Die Entdeckung des Bakteriorhodopsins in San Francisco ging wesentlich auch von einer Zufalls­beobachtung an einer besonders gefärbten Substanz aus und lag nicht auf dem Pfad Ihres eigentlichen Forschungsprojekts. Warum sollte man solche Beobachtungen verfolgen? Wenn man in der Logik von Karrieren oder Anträgen denkt, können derartige Exkurse einen ja auch daran hindern, vorab gesteckte Ziele zu erreichen.

Bei mir gibt es darauf schlicht und einfach immer die gleiche Antwort: aus purer Neugier. Wenn ich eine Frage finde, die ich nicht beantworten kann, dann will ich es wissen. Nicht bei jeder Frage, denn meine Neugier bezieht sich auf Phänomene, von denen ich weiß, dass mir voraussichtlich kein Mensch auf der Welt eine Erklärung geben kann. Neugier gepaart mit Neuigkeit – das war immer das, was mich faszinierte. Ich begann bereits als Kind, die Natur aufmerksam zu beobachten, ebenso später im Labor den Ausgang eines Experiments. Ob dieses gelang oder schiefging war sicher befriedigend oder enttäuschend, aber das war eigentlich egal – wichtig blieben Beobachtungen, und zwar vor allem Unerwartetes, von Fehlern wie falschen Voraussetzungen oder Ansätzen einmal abgesehen. In solchen Momenten setzte bei mir beinahe so etwas wie ein „Fresstrieb der Neugierde“ ein: „Warum ist das so, was steckt dahinter? Warum habe ich das beobachtet?“

Ein den Zufall aufgreifende Experimentalstrategie weist eine andere zeitliche Struktur auf als systema­tisches Experimentieren, denn sie beinhaltet nicht abgearbeitete Projekte, sondern setzt sich eben aus unvorhergesehenen Beobachtungen zusammen, die möglicherweise erst viel später oder in einem anderen Kontext Bedeutung gewinnen oder untersucht werden.

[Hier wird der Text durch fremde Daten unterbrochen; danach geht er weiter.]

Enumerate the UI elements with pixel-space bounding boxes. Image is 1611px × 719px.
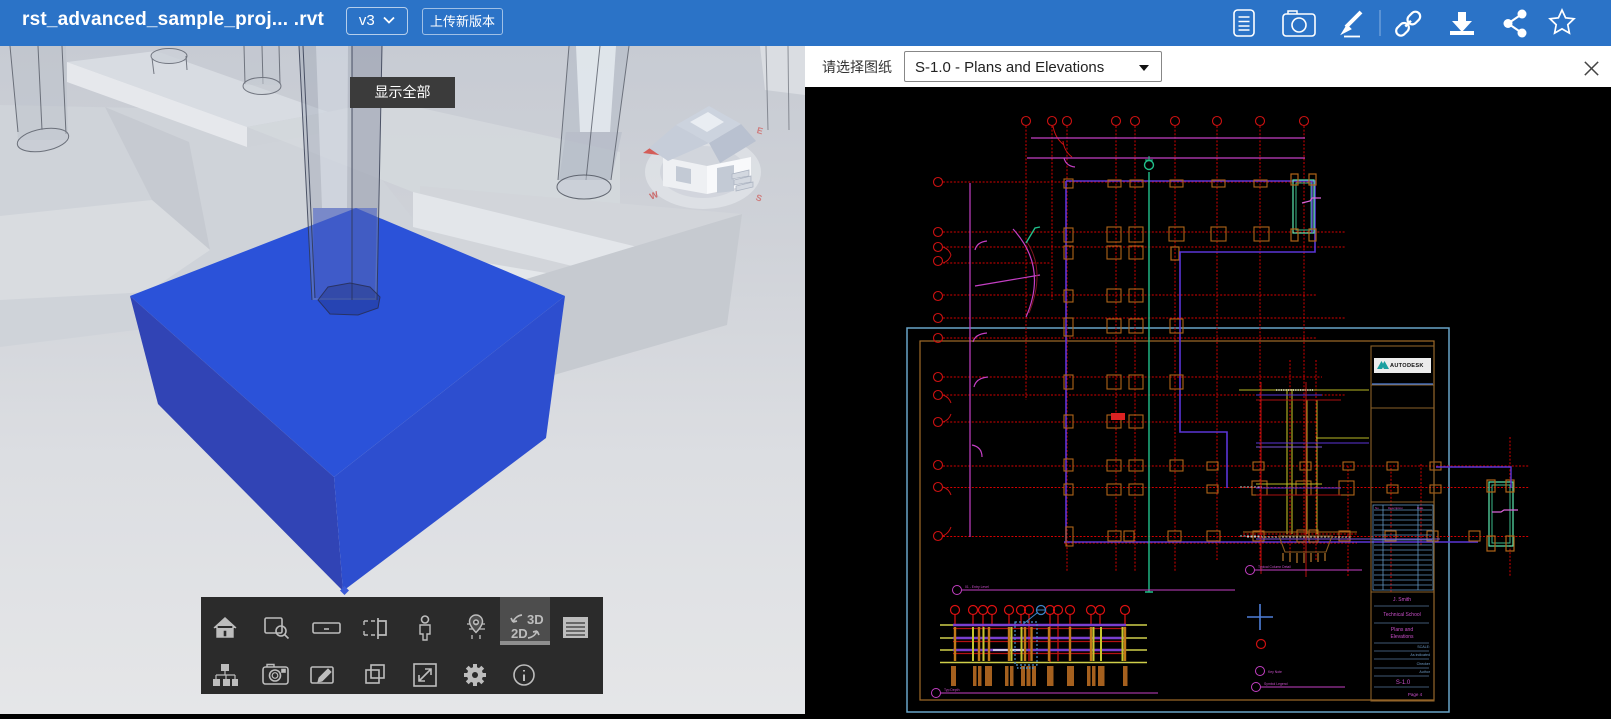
svg-text:Plans and: Plans and [1391, 627, 1413, 633]
svg-text:3D: 3D [527, 612, 544, 627]
svg-text:No: No [1375, 506, 1379, 510]
svg-text:S: S [754, 192, 763, 203]
svg-text:Symbol Legend: Symbol Legend [1264, 682, 1288, 686]
svg-text:Typ Depth: Typ Depth [944, 688, 960, 692]
svg-text:Description: Description [1388, 506, 1403, 510]
svg-text:S-1.0: S-1.0 [1396, 680, 1411, 686]
svg-text:Typical Column Detail: Typical Column Detail [1258, 565, 1291, 569]
svg-text:01 - Entry Level: 01 - Entry Level [965, 585, 989, 589]
svg-text:J. Smith: J. Smith [1393, 597, 1411, 603]
svg-text:SCALE:: SCALE: [1417, 645, 1430, 649]
svg-text:AUTODESK: AUTODESK [1390, 363, 1424, 369]
svg-text:Date: Date [1417, 506, 1424, 510]
svg-text:E: E [756, 125, 764, 136]
svg-text:Technical School: Technical School [1383, 612, 1421, 618]
svg-text:As indicated: As indicated [1410, 653, 1430, 657]
svg-text:2D: 2D [511, 626, 528, 641]
svg-text:Author: Author [1419, 670, 1430, 674]
svg-text:Page 4: Page 4 [1408, 692, 1423, 697]
svg-text:Elevations: Elevations [1390, 634, 1414, 640]
svg-text:Key Note: Key Note [1268, 670, 1282, 674]
svg-text:Checker: Checker [1417, 662, 1431, 666]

Ganz genau – ich habe mich nie gescheut, manche Beobachtungen wieder aufzugreifen, behielt alles sozusagen immer im Kopf und schaute beispielsweise, ob ein Problem, ein Fund oder ähnliches zu einer Person passte, die eine Doktorarbeit beginnen wollte. Systematisches Arbeiten blieb natürlich genauso wichtig und war sozusagen komplementär zu den Zufallsbeobachtungen. Unsere gesamte Forschung an Halorhodopsin, einem zentralen „Lichtschalter“ der Optogenetik, war systematisch – ich wusste, wir mussten die Struktur des Moleküls erhalten, da ich diese Chloridpumpe mit der Protonen­pumpe Bakteriorhodopsin vergleichen wollte – die winzigen Unterschiede beider zu sehen, war faszinierend, ebenso dann die Umwandlungen eines Moleküls bestimmter Funktionalität in das andere: von einer Protonen- in eine Chloridpumpe und von einer Chlorid- in eine Protonenpumpe. Das alles war systematisches Experimentieren. Auch mengenmäßig überwog die Systematik den Zufall. Ich möchte nur immer wieder betonen, dass ich es für wichtig halte, für Zufälliges offen zu sein und auch dem vielleicht unbedeutend Erscheinenden nachzugehen.